我认为从理论上讲，你的方法是最快的，在实践中，你可能可以使用一个评论者建议的更大的比较(1字节的比较需要1条指令，但是在64位系统上8字节的比较也需要1条指令)。

Also in languages closer to the hardware (C and variants) you can make use of something called vectorization where you could perform a number of the comparisons/additions simultaneously. It looks like Java still doesn't have native support for it but based on this answer you might be able to get some use of it.

同样，在更接近硬件(C和变体)的语言中，您可以使用称为向量化的东西，在这里您可以同时执行许多比较/添加。

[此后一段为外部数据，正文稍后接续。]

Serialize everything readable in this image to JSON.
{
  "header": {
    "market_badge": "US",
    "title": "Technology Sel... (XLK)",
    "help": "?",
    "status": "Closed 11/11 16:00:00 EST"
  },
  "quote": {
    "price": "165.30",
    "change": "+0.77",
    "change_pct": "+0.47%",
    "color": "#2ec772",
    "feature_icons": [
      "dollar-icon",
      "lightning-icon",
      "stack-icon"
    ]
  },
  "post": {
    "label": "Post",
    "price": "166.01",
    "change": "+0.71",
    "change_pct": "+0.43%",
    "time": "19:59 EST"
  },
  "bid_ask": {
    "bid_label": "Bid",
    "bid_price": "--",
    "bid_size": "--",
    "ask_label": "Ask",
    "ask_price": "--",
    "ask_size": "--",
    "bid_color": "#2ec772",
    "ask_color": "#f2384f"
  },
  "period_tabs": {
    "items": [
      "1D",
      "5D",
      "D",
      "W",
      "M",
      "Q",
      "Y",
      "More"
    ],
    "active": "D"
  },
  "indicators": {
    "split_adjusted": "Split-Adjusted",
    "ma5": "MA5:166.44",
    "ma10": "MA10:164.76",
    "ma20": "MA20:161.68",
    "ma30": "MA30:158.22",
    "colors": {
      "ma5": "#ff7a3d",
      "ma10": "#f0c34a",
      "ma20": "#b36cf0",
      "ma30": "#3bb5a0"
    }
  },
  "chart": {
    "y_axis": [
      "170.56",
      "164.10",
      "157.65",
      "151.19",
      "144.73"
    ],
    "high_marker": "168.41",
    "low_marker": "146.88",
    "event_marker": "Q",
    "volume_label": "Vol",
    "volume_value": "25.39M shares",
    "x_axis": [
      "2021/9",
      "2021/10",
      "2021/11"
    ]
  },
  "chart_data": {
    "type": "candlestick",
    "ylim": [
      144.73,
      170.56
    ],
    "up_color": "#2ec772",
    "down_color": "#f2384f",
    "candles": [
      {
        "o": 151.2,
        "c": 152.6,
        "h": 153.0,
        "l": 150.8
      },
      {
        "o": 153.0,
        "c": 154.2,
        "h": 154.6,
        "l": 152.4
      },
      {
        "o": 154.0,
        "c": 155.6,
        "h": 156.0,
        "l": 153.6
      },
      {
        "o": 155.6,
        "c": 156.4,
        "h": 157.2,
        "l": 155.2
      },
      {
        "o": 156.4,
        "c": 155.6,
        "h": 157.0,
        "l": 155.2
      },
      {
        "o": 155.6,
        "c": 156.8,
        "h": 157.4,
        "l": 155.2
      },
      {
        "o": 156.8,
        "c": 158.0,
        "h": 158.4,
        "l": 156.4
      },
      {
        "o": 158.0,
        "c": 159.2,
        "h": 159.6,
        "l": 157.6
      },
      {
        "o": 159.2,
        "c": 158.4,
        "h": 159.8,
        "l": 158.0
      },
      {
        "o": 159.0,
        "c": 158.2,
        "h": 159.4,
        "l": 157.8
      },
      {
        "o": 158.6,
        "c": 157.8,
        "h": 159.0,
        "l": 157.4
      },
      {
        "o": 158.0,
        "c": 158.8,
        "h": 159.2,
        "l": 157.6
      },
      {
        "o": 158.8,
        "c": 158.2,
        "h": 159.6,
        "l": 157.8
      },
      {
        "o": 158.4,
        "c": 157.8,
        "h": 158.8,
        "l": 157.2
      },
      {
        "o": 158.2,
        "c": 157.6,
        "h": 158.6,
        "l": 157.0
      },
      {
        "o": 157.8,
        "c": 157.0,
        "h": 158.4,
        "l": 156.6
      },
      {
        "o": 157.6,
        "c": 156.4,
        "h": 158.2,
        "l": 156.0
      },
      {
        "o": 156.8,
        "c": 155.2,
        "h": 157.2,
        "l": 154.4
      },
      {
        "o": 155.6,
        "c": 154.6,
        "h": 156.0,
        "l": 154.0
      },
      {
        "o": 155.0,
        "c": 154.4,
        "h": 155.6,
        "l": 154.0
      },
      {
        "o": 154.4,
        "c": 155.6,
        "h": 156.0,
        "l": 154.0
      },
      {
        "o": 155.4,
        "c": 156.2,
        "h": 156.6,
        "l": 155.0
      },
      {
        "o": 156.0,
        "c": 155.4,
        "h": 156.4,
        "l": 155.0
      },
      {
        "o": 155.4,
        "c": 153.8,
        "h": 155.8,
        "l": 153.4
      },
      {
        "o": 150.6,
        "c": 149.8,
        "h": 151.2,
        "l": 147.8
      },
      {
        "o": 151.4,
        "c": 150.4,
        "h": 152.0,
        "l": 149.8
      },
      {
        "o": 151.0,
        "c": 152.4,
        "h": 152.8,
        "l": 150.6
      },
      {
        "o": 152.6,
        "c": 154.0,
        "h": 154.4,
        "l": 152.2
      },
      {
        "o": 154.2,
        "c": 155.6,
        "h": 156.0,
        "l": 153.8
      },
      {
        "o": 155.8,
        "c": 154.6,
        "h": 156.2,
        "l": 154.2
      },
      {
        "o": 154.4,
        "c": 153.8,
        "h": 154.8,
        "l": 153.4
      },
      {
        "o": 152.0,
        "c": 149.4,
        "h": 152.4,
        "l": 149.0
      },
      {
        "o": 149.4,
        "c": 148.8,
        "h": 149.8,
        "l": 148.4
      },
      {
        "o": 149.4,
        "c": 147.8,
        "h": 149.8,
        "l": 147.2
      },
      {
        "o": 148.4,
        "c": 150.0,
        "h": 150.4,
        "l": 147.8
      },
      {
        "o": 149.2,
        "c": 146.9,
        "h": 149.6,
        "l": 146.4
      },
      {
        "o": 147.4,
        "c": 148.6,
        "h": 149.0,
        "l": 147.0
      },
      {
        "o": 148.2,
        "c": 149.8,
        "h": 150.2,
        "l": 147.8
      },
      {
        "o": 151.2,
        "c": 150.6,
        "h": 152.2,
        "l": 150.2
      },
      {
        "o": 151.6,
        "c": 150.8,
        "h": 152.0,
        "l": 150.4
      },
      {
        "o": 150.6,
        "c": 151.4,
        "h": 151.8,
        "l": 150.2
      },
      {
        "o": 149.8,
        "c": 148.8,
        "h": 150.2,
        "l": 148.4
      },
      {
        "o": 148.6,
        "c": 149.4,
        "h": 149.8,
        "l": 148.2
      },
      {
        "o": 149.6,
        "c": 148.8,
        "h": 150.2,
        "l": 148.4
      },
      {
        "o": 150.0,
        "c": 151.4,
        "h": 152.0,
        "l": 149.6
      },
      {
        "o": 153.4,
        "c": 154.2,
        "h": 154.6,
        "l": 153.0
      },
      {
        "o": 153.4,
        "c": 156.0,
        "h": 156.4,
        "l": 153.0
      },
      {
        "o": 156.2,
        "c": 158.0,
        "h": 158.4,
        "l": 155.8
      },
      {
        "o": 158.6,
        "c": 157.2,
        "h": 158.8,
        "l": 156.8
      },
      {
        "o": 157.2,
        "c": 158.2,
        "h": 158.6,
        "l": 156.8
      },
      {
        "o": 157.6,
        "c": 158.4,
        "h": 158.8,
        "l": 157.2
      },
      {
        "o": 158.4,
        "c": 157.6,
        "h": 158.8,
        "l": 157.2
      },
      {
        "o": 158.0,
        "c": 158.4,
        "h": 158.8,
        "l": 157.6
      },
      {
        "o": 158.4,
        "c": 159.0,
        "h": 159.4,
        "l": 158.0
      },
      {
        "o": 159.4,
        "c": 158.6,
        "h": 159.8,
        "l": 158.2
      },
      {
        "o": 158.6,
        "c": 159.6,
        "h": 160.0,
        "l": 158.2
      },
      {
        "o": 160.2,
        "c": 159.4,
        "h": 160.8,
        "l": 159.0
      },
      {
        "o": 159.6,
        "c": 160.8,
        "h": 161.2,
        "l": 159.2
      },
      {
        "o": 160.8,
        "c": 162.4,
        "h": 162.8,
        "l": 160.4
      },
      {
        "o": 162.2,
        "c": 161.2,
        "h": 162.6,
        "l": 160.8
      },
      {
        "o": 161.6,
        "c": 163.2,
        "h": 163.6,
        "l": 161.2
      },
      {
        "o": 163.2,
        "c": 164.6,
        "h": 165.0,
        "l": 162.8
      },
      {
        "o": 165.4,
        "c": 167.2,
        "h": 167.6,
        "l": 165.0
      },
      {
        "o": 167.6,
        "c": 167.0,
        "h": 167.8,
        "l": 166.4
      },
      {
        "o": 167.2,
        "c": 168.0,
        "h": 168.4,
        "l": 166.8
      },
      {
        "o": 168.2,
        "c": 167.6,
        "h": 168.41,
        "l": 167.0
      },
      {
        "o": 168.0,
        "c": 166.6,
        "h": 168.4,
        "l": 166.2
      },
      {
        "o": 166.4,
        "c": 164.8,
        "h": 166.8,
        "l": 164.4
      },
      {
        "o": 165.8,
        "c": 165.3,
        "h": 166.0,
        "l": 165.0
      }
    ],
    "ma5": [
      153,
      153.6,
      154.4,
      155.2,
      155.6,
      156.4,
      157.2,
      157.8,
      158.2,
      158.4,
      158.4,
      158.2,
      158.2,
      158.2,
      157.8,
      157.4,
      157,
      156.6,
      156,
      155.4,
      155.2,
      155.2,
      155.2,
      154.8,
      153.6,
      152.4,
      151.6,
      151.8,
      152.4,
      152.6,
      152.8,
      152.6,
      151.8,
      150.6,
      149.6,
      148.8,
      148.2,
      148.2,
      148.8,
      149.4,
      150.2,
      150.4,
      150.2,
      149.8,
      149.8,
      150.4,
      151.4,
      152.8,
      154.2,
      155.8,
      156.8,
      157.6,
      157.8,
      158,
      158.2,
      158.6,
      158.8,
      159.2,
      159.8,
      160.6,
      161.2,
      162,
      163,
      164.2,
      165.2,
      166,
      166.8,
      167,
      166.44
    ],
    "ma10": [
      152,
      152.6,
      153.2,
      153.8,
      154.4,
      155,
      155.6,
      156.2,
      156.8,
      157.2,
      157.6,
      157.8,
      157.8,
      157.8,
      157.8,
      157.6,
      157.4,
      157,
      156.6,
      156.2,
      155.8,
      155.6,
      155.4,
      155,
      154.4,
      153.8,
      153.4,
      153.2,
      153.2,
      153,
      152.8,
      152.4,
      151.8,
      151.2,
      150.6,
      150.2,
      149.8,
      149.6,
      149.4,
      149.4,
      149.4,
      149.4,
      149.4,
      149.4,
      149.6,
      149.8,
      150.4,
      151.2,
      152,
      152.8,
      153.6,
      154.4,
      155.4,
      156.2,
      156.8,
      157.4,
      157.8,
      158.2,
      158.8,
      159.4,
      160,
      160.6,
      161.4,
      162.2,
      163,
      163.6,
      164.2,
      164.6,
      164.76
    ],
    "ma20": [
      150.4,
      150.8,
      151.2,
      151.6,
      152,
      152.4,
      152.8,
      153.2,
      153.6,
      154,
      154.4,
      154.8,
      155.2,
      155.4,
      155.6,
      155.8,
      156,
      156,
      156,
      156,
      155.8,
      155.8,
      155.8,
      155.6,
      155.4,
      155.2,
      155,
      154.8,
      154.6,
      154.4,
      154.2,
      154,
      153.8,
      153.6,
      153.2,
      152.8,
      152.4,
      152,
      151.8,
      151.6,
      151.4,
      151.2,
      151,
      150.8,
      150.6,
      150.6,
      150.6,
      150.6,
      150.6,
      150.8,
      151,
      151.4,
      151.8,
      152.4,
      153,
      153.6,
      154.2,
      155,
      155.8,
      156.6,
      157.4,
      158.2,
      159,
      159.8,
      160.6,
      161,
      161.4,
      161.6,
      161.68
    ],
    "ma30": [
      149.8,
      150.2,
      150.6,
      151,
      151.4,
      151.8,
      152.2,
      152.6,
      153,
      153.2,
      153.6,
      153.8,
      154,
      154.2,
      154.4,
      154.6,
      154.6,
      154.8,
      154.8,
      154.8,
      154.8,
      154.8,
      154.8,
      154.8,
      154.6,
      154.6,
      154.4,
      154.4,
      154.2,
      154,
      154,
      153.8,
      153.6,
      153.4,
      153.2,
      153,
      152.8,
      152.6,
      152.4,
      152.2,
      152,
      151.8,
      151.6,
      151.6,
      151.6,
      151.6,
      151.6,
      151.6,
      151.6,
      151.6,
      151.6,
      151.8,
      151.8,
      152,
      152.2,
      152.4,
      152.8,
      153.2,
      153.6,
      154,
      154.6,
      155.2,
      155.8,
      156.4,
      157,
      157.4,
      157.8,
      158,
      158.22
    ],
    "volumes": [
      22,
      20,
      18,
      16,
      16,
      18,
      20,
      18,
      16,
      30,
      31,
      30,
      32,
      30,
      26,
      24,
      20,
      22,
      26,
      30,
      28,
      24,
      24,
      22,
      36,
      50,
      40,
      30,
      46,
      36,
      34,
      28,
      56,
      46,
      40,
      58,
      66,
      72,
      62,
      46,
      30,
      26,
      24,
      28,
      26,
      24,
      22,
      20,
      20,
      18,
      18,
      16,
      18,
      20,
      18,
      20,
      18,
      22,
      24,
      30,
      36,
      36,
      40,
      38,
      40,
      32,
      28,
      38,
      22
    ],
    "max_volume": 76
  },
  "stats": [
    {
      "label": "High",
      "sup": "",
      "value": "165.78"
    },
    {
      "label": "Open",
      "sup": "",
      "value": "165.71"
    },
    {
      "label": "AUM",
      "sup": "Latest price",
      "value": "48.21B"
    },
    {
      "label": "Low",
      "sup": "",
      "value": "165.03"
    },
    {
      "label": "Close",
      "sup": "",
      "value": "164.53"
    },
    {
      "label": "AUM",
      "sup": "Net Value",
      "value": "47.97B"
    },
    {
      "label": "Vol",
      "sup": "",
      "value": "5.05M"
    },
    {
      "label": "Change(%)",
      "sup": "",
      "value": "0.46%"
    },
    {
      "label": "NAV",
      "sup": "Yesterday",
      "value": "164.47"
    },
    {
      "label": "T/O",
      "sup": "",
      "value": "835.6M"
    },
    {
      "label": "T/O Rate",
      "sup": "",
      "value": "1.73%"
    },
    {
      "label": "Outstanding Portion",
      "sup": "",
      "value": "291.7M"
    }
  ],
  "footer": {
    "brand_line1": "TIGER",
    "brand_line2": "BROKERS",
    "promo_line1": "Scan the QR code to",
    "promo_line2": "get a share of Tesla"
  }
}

看起来Java仍然没有本地支持，但是基于这个答案你可能会得到一些使用。

Also in line with the other comments I would say that with a 4k buffer it's probably not worth the time to try and optimize it (unless it is being called very often)

与其他评论一致的是，对于4k缓冲区，可能不值得花时间去尝试和优化它(除非它经常被调用)

0  

Someone suggested checking 4 or 8 bytes at a time. You actually can do this in Java:

有人建议每次检查4或8个字节。你可以用Java实现:

LongBuffer longBuffer = ByteBuffer.wrap(b).asLongBuffer();
while (longBuffer.hasRemaining()) {
    if (longBuffer.get() != 0) {
        return false;
    }
}
return true;

Whether this is faster than checking byte values is uncertain, since there is so much potential for optimization.

这是否比检查字节值快是不确定的，因为有很多优化的潜力。